Severe Congestion While Pregnant Verified -
I called the nurse hotline at 2 a.m. on Saturday. “Is this normal?” I asked, nasally, barely understandable.
I remember standing in front of the bathroom mirror at 3 a.m., clutching the edge of the sink. My nose was completely useless. Not stuffy. Not blocked. Sealed. Like someone had poured quick-drying cement up both nostrils. I tried to inhale. Nothing. I tried again, mouth clamped shut, desperate for a single wisp of air. My chest hitched. Panic bloomed hot in my stomach. severe congestion while pregnant
By day five, I was crying into a bowl of chicken soup. Not sad crying. Frustrated crying. The kind where you’re so tired and so air-starved that tears just leak out while you chew. My obstetrician had said, “Try Breathe Right strips and elevate your head.” Elevate my head. With what? I already had four pillows stacked like a ziggurat, and I still slid down in my sleep, waking up with my face flat on the mattress and zero oxygen. I called the nurse hotline at 2 a
“You’re fine,” I whispered to my reflection, but my voice came out thick and strangled. My lips were already chapped from breathing through my mouth for three days straight. Under my eyes, the skin was purple and tender from the constant pressure. Every time I lay down—which you have to do, eventually, even when it feels like drowning—the congestion doubled. Lying on my left side meant my right nostril would maybe give me 10% airflow. For about five minutes. Then it would slam shut too. I remember standing in front of the bathroom mirror at 3 a
“Very common in the second and third trimesters,” she said cheerfully. “Hormones and increased blood volume. It’ll go away after delivery.”

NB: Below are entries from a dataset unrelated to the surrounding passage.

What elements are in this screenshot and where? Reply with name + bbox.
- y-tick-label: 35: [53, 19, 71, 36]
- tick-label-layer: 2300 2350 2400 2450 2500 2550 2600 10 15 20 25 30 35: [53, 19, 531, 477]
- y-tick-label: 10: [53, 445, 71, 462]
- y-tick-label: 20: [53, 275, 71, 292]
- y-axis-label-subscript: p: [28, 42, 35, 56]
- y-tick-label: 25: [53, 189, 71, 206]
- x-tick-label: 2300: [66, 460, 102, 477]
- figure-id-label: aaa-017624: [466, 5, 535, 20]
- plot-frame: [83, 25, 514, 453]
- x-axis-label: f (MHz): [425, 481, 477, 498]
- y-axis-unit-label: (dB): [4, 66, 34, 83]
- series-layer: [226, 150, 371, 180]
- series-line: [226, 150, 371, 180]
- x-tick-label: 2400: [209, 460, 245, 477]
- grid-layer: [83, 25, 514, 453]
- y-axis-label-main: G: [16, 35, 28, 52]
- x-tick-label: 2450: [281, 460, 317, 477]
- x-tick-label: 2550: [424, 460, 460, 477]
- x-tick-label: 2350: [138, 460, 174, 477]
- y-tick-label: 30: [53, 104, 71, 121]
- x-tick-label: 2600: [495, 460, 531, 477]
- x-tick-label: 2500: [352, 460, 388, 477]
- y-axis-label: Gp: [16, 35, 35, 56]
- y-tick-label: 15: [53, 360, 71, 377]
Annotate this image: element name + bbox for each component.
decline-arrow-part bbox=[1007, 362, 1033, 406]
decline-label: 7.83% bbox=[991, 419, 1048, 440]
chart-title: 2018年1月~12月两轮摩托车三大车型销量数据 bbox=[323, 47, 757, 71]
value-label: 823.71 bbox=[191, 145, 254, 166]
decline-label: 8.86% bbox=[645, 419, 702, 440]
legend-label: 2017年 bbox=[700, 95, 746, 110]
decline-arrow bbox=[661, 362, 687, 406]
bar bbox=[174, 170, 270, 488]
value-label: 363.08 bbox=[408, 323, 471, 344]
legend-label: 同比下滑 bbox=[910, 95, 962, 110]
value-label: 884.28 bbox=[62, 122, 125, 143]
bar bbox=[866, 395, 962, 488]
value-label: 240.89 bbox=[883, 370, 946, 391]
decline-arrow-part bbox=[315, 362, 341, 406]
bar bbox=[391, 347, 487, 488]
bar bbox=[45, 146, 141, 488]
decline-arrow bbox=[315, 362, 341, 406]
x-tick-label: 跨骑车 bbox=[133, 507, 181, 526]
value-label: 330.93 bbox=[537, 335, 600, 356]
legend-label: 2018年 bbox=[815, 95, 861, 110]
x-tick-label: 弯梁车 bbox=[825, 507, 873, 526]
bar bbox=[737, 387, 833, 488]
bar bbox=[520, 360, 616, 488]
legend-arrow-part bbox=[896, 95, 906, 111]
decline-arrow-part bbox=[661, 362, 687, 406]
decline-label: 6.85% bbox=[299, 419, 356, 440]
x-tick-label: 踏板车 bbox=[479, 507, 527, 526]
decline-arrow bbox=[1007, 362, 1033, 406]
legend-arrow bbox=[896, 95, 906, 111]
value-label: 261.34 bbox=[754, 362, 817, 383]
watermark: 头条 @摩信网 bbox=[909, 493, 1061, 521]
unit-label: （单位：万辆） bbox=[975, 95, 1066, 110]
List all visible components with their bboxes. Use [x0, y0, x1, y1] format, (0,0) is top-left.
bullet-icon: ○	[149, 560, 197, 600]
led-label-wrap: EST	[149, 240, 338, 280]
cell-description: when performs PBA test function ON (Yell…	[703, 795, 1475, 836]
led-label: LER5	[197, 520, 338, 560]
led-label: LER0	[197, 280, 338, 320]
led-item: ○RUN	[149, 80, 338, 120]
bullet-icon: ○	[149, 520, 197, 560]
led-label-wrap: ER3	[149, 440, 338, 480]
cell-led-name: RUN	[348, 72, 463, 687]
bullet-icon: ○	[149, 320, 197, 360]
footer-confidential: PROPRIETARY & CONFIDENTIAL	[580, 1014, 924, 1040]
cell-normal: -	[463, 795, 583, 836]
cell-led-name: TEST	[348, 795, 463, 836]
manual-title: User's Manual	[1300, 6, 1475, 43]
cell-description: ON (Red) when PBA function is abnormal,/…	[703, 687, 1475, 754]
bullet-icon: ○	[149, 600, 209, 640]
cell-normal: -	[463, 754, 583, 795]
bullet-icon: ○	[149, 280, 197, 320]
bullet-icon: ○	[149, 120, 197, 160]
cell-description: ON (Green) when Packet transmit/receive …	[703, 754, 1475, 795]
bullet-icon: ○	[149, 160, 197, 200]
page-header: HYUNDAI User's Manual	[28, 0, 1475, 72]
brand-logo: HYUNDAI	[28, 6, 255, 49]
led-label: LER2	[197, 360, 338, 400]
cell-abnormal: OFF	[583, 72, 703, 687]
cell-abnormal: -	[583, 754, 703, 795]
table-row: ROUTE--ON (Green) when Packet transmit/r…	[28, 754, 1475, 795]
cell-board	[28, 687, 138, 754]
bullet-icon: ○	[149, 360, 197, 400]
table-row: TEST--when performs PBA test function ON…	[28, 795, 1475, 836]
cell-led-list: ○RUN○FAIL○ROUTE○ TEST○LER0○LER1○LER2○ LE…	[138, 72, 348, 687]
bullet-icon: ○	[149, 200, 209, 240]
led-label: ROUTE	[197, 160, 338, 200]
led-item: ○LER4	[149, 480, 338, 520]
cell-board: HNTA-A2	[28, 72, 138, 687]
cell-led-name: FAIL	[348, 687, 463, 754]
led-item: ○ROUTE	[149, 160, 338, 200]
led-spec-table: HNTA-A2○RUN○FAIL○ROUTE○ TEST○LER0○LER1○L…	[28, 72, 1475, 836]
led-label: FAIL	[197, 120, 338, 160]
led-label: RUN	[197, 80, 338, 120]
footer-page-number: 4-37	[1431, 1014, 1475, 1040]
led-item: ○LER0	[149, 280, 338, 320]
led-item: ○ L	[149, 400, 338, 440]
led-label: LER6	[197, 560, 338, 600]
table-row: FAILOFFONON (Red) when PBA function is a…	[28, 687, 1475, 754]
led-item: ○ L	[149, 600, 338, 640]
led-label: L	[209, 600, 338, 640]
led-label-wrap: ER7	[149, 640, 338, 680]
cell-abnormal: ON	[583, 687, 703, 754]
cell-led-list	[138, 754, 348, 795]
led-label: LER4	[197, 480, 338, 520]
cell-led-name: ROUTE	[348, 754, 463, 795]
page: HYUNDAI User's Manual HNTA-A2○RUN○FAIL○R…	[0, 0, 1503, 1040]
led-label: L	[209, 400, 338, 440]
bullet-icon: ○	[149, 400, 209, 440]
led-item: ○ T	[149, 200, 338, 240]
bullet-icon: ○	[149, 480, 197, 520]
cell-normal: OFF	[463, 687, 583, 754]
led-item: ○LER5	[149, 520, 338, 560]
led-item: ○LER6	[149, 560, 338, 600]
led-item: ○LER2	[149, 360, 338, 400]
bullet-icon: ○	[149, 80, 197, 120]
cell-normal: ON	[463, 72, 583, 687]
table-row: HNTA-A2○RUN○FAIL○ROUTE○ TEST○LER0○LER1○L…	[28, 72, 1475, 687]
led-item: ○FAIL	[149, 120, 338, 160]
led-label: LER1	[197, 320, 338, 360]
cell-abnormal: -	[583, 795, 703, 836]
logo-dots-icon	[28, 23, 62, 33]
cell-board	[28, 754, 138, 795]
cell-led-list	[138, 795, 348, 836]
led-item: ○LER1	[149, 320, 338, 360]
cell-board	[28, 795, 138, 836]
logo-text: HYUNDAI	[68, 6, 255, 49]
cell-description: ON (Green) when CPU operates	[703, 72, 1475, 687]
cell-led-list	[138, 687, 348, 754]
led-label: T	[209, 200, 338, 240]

That night, I did something I’m not proud of. I found an old box of Afrin in the back of the medicine cabinet. The label said “do not use for more than three days.” I didn’t care. I sprayed once in each nostril. The relief was instantaneous and almost religious. Air rushed in—cold, sweet, real air. I took a deep breath for the first time in a week. Then another. I cried again, but this time from pure relief.
And for the first time in three months, that was a beautiful thing.